Background: Traditional quantitative structure - property / activity relationships
(QSPRs/QSARs) are based on representation of molecular structure by molecular
graph or simplified molecular input-line entry system (SMILES). It is an attractive idea to
develop predictive models for large molecules in general and for peptides in particular.
However, the representation of these molecules by molecular graph or SMILES is problematic
owing to large size of these molecules.
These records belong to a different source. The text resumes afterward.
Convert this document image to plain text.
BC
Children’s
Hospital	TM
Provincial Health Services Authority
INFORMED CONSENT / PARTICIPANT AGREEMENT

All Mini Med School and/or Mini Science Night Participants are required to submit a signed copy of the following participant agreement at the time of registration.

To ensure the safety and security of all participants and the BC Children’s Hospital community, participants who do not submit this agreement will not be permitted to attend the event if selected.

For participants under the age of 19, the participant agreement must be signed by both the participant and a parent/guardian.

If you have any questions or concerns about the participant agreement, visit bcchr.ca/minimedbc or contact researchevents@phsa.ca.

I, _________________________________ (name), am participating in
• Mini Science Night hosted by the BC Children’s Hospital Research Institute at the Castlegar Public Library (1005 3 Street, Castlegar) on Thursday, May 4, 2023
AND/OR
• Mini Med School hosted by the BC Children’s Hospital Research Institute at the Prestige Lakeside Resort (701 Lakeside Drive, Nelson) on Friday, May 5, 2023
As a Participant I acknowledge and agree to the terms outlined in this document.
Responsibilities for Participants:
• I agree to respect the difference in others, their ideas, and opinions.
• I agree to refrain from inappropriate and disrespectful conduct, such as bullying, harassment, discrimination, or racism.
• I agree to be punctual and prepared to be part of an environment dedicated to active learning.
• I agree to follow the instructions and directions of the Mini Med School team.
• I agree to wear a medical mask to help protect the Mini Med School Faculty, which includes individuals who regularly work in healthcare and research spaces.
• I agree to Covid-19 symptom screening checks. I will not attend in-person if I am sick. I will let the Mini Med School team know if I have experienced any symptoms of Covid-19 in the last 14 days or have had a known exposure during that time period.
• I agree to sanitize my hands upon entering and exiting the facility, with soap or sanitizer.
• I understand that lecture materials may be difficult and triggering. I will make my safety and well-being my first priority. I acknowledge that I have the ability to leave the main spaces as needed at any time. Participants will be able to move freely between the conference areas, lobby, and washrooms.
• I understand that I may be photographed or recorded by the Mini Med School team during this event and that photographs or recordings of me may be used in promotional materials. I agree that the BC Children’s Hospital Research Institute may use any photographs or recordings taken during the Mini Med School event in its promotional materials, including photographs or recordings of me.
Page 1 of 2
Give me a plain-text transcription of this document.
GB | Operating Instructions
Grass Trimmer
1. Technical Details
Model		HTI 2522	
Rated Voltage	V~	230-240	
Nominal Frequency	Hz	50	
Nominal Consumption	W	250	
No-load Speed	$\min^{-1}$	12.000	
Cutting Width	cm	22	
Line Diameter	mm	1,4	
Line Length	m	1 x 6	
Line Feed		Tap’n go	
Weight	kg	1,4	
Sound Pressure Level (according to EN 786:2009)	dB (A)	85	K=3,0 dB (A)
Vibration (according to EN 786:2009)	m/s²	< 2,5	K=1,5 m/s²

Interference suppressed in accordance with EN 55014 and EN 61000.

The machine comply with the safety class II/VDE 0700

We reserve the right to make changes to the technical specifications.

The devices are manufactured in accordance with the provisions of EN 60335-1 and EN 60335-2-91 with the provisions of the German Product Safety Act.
A possible alternative of SMILES is the
representation of peptides via sequence of abbreviations of amino acids.
Method: Models for hemolysis and cytotoxicity of peptides are suggested. These models
are based on representation of the peptides by sequences of amino acids. Correlation
weights, which are calculated for each amino acid using the Monte Carlo method are basis
for quantitative sequence - activity relationships (QSAR) for antimicrobial peptides. The
correlation weights are the basis for optimal descriptors, which are correlated with experimental
data for hemolysis and cytotoxicity. The basic hypothesis is that if optimal descriptors
are correlated with endpoints of peptides for the training set, they should also
correlate with the endpoints for validation set.
Results: Checking up of correlations between the above-mentioned descriptors and antimicrobial
activity of peptides (cytotoxicity or hemolysis) has shown that these models
have good predictive potential.
Conclusion: Suggested approach can be used as a tool to develop predictive models of
biological activity of peptides as a mathematical function of sequences of amino acids.